Hoy nieva en el Campo Base Avanzado (CBA, 6400 m). Es el primer día que lo hace, después de muchos días de intenso viento. Una vez concluida la primera fase de aclimatación, que consistió en subir el Collado Norte (7000 m), decidimos bajar dos días al Campo Base Chino (5150m). Justo ayer volvimos a subir al CBA en el día, con un buen horario de menos de seis horas. Pero hoy el salto de altura se vuelve a notar y vivir aquí nos convierte en unos seres lentos y poco ágiles, y sobre todo sin la chispa de vitalidad de que presumíamos mientras subíamos. La lentitud atenuada con que cae la nieve se transmite a nuestro estado de ánimo. No es fácil convivir con un estado de lasitud física.
En este sentido la bajada al CB Chino es como una huida hacia la vida, ya en cada paso uno tiene la sensación de que la vida te entra por los pulmones con una ansiosa desesperación. El espectáculo además es magnífico. El glaciar del Rongbuk oriental se abre paso en medio de un valle de altivos torreones dolomíticos hasta desembocar en el glaciar principal, punto donde se descubre el Pumori y toda la cara Norte del Everest. Es así como se entra de nuevo a la vida, rodeado de una belleza de atardecer silencioso, porque lo mejor de todo fue poder disfrutar de ese día completamente solos, talmente con la sensación de que éramos los primeros en descubrir este lugar. Y una vez más, podía constatar la profunda conexión que ha establecido mi espíritu con este rincón del mundo.
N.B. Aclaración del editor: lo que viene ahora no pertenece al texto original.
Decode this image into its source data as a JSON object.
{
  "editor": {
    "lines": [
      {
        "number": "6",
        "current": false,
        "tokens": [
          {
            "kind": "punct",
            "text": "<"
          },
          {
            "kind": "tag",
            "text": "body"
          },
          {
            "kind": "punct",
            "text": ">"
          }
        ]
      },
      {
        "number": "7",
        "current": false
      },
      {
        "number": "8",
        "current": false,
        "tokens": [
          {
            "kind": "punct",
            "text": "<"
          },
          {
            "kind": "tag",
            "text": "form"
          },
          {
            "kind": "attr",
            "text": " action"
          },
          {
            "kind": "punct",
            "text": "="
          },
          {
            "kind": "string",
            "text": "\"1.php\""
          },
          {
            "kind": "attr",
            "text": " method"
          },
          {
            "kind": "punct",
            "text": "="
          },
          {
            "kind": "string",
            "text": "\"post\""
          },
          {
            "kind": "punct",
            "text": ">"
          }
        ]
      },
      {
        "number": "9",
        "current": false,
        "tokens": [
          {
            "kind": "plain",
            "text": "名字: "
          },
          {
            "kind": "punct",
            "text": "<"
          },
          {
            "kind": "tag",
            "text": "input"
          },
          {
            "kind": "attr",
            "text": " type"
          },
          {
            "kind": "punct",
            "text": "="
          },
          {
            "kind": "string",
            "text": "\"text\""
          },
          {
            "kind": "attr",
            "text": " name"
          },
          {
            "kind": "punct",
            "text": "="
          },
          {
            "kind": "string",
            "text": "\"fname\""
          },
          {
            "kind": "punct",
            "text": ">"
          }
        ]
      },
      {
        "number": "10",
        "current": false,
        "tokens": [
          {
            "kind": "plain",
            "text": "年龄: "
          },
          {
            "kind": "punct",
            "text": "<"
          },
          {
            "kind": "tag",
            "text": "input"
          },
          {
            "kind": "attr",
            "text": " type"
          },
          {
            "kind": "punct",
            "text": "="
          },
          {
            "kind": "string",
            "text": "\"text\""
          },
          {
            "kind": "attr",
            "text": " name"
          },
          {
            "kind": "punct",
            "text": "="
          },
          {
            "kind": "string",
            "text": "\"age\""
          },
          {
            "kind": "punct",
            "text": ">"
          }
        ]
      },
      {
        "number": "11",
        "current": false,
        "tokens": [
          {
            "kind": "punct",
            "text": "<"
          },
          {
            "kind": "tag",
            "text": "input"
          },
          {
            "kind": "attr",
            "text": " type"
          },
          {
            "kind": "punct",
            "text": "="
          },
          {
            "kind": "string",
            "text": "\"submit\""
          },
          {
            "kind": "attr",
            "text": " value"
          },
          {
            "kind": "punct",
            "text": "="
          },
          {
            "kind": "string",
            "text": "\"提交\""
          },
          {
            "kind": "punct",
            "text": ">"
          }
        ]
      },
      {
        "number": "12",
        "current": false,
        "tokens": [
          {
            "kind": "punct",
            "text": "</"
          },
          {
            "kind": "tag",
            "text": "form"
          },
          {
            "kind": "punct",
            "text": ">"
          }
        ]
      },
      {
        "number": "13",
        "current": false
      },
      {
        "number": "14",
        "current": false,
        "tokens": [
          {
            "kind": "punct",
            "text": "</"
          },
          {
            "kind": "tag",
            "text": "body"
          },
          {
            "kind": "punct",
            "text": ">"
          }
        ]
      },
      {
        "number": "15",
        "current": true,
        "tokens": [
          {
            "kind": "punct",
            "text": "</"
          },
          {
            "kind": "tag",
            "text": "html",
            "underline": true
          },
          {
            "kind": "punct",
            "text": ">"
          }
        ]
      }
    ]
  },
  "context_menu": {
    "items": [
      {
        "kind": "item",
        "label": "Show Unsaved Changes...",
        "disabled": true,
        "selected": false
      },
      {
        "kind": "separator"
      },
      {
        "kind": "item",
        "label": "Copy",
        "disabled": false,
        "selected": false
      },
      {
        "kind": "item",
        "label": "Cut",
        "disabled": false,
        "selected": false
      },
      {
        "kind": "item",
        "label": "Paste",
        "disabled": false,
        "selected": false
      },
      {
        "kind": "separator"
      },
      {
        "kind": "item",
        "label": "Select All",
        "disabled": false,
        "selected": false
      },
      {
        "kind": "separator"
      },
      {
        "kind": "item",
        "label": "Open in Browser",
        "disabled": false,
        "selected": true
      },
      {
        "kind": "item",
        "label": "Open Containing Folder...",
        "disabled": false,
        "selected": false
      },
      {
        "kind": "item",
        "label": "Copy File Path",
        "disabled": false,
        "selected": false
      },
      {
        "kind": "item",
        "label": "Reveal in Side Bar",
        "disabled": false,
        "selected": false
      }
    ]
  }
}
Los dos días que estuvimos en el CB Chino fueron tranquilos con un precioso descubrimiento. El segundo día nos acercamos al pequeño monasterio de Dupkhang. Más antiguo pero menos conocido que el célebre monasterio de Rongbuk y situado un kilómetro después, no lo había visitado nunca. Y es que, camuflado con un preciso mimetismo cromático y formal con las rocas agrestes donde está encajado, pasaría inadvertido si no fuera por la cantidad de banderas de oración que lo culminan. Según me dicen, se trata de uno de los templos más importantes del budismo. Y no me extraña. La presencia en el fondo del Chomolungma -el topónimo original tibetano de Everest- y los altivos e imponentes torreones que lo custodian infieren en el lugar un estado de solemnidad y de espiritualidad que ninguna arquitectura grandilocuente podría llegar a conseguir. Paseo durante una hora en silencio por el laberinto de stupas y templos, la mayoría medio derruidos. Fotografío insaciablemente. Quisiera capturar el espíritu que flota en el aire. No fui capaz. El lama que habita en solitario el templo me invita a entrar. Le indico con gestos primitivos que quiero escalar el Chomolungma. Me coge del brazo y me lleva hasta un mural, donde está representado el Chomolungma.
Con un gesto entiendo que me desea suerte. Nos miramos fijamente durante unos segundos y entre los dos se establece un vínculo intemporal, difícil de explicar. Acabamos sonriendo. Una sonrisa que acerca dos mundos tan diferentes y que al mismo tiempo enlaza nuestros dos Chomolungma particulares: su objeto de culto, mi objeto de adoración.